Date on Master's Thesis/Doctoral Dissertation

5-2017

Document Type

Master's Thesis

Degree Name

M.S.

Cooperating University

University of Louisville

Department

Geography and Geosciences

Degree Program

Geography (Applied), MS

Committee Chair

Walker, Margath

Committee Member

Hanchette, Carol

Committee Member

Heberle, Lauren

Author's Keywords

oil; discourse analysis; archival methods; visual methods

Abstract

In a moment of self-representation, Standard Oil New Jersey commissioned a large photo ‘documentary’ project of nearly 80,000 images taken between the years 1943 to 1950. Produced for publication and exhibition, images captured “how oil seeped into every joint” of America, and displayed a specific landscape for post WWII economies.
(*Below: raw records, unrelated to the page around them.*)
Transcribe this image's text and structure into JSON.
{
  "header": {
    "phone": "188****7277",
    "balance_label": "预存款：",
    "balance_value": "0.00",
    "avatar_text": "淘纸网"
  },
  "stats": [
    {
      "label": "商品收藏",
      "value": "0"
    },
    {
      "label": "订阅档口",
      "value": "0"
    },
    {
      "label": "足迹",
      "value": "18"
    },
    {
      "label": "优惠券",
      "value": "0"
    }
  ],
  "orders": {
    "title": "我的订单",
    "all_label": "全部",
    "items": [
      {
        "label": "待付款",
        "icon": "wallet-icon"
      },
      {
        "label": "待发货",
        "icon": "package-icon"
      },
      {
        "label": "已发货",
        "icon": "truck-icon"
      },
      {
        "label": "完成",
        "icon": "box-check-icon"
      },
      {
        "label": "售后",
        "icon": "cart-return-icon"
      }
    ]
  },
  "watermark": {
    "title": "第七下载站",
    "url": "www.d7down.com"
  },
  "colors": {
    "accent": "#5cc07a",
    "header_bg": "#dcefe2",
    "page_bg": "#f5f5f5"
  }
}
While a stable and centralized industry was ever more tied to the state’s idea of national security, Standard Oil needed a public relations project to address social concerns of big oil. This singular perspective on oil space is problematic. Community histories and social relations are seen through Standard Oil’s own restrictive frame. Representation gives the appearance that Standard Oil is asserting itself in a neutral photo documentary journalism project in post WWII America. However it is the image that deterministically maps out and proliferates economic life under capital. It is the image that flattens out the complexity of spatial – political relations. A discursive read illuminates the productive work of the image and asks questions commonly used by historical materialists: How is the relation to nature being articulated? How is daily life being reproduced? How are social relations being normalized? And what kind of symbolism is being projected? This thesis proposes to show how Standard Oil produces and reproduces national imaginaries and/or identities in the following spheres: 1) visualizations of oil towns, 2) politics of conservation, and 3) discourses on foreign production in Venezuela. This paper focuses on the spatial tactics visual representation uses to acclimate post WWII Americans to the dynamic structures of capitalism.